The Colorado Court of Appeals recently decided Gattis v. McNutt, serving as a reminder of sellers’ disclosure obligations in transactions involving residential real property. Sellers of residential property in Colorado generally fill out and provide buyers with Colorado’s standard Seller’s Property Disclosure (“SPD”), the form of which is approved by the Colorado Real Estate Commission and can be accessed here. The SPD contains a lengthy list of components of real property, such as “Structural Conditions,” “Mechanical” and “Environmental Conditions,” and asks sellers to disclose whether they are aware of any issues with respect to each item listed.
Although sellers are not statutorily required to complete the SPD, buyers and their brokers will almost certainly expect sellers to complete and provide the SPD during the due diligence period, and the SPD helpfully contains a fairly thorough list of areas of real property that could contain defects. As a result, sellers of residential property should fill out the SPD to the best of their knowledge as a standardized and convenient means of disclosing known defects.
However, Gattis reiterates that sellers of residential property, unlike sellers of commercial property, have an independent disclosure obligation beyond truthfully providing the information requested by the SPD. Gattis involved the sale of a home which sustained structural damage after the sale due to expansive soils on the property. The buyers and sellers used Colorado’s standard form residential real estate contract, which included an SPD. The sellers were aware of the expansive soils and completed the SPD truthfully, but did not specifically disclose the structural issues to buyers. The buyers sued not on breach of contract, but for a non-disclosure tort based on an independent seller disclosure obligation outside of the purchase contract.

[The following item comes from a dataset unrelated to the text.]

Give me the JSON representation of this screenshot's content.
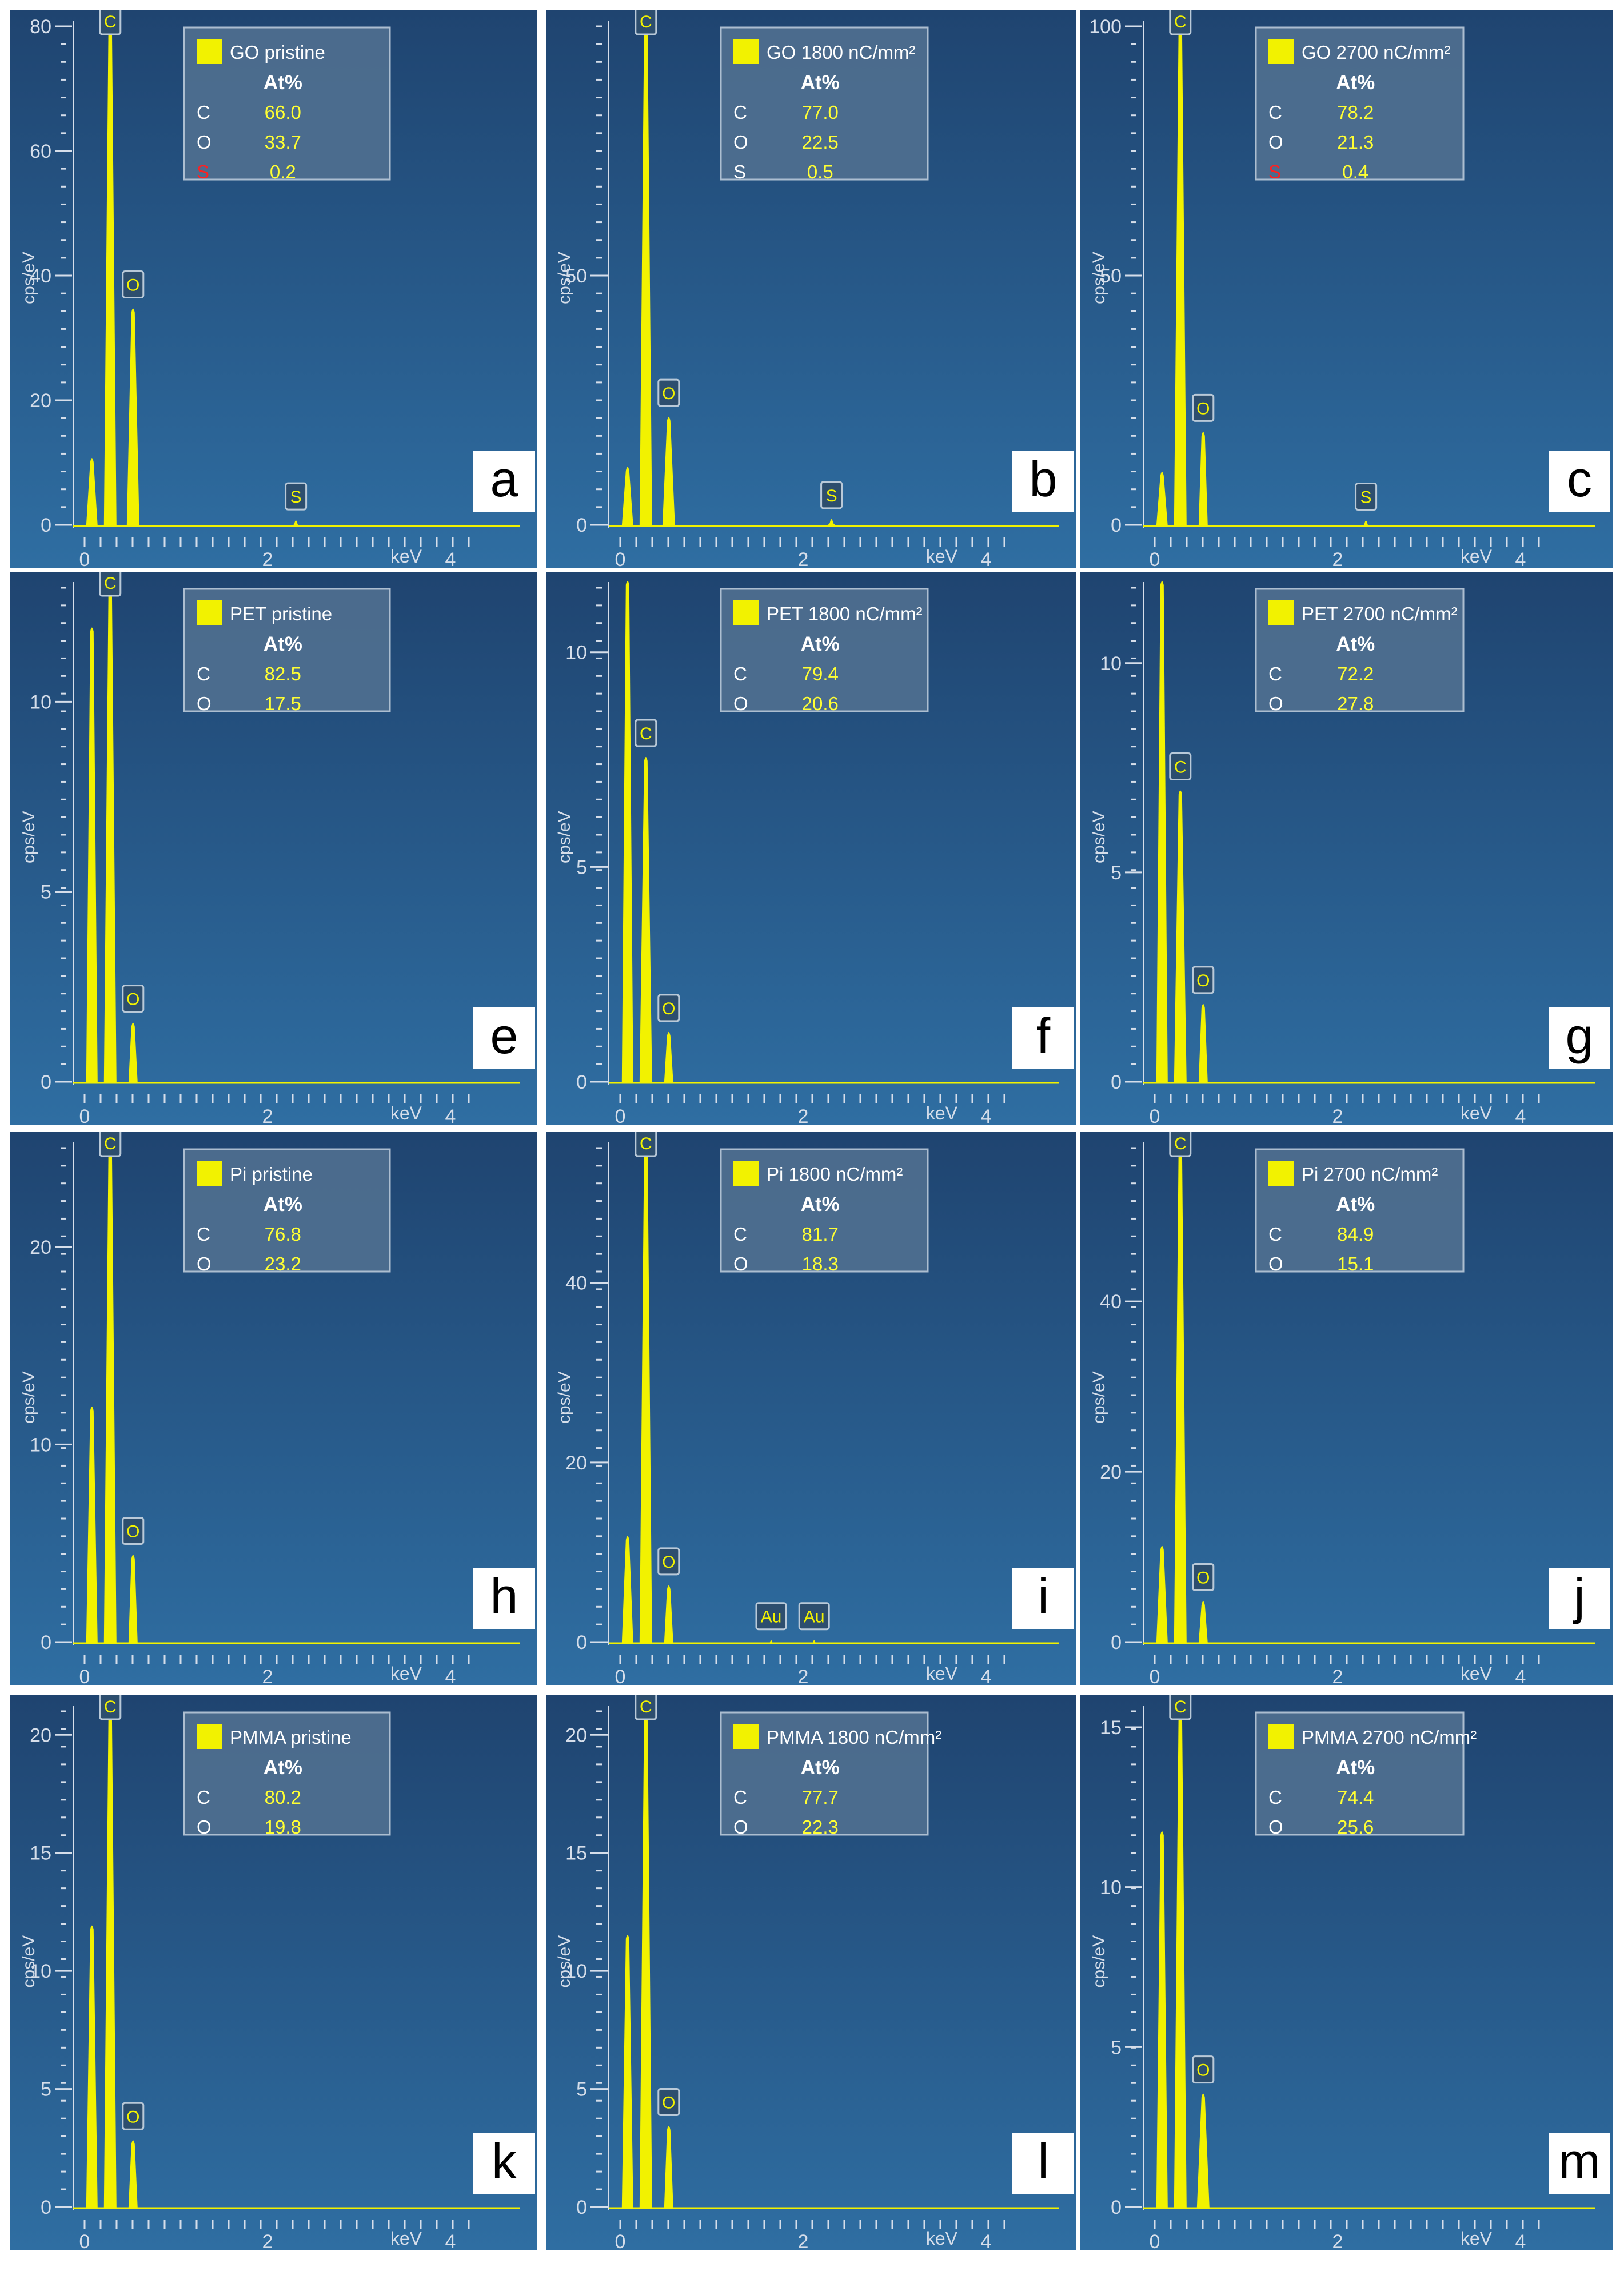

The court allowed the claim, holding that under Colorado law, sellers of residential property have an affirmative duty to disclose all latent defects of which the sellers are aware, regardless of whether the item is included in one of the categories listed in the SPD and regardless of whether the purchase contract requires the sellers to make such dislcosures. Latent defects are defects which are not readily visible, such as a cracked basement wall that has been covered with drywall and painted. Although the Gattis decision may have been based in part on the court’s perception of some bad faith on the seller’s part, if sellers have any doubt as to whether a condition should be disclosed, the best practice in a residential transaction is to disclose the condition in writing to the buyer. The SPD includes an “Other” category for sellers to disclose any other defects of which they are aware, so the SPD is most often the best way for residential sellers to make these disclosures.
In contrast, sellers in commercial property transactions do not have the same duty under Colorado law to disclose latent defects of which they are aware. Under Colorado law, sellers in commercial transactions generally have no legal duty to disclose latent or patent (i.e., readily visible) defects as long as buyers are given the right to inspect the property. In commercial transactions, the old adage “caveat emptor,” or “buyer beware,” generally requires that buyers of commercial real property undertake and rely on their own investigations concerning the property. Nevertheless, commercial sellers must be truthful in any disclosures that they do make, as they could still be liable under Colorado law for misrepresentation and fraud.
Although Colorado law imposes somewhat more relaxed disclosure obligations on sellers of commercial property, commercial sellers should not take unfair advantage of this fact. If a commercial seller knows about a latent defect, in most cases the seller should disclose the defect to the buyer through the purchase contract. Not disclosing the defect would be, at best, a questionable business practice in most cases and, at worst, could be considered fraud in some cases.
As a result, sellers of commercial property should not use Colorado’s form residential purchase contract and should carefully analyze what information to disclose to buyers and how to disclose it. Any seller disclosures should only be made in the seller’s purchase contract with the buyer, and the purchase contract should clearly state that the only statements that the seller is making about the property are those contained in the purchase contract. Any disclosures, statements, representations and warranties not expressed in the purchase contract should be disclaimed. In this manner, sellers of commercial property are usually able to gain better control over exactly what statements they are making about the condition of the property, how those statements are made and the extent to which buyers may rely on them. It is generally good practice for the purchase contract to clearly state that the buyer is relying on its own investigations regarding the property and that, except as provided in the contract, the seller will convey the property to the buyer on an “as-is” basis. For residential transactions involving luxury homes with high values or other complex aspects, some of the foregoing protections could also be used to help protect sellers in those transactions.
This alert is intended to contain only a brief summary of Colorado law and provide a few helpful suggestions. Before undertaking any real estate transaction, sellers of real property should consult with an attorney as they decide whether and how to disclose property conditions to buyers and for assistance in preparing contracts accordingly and in a manner that complies with applicable law.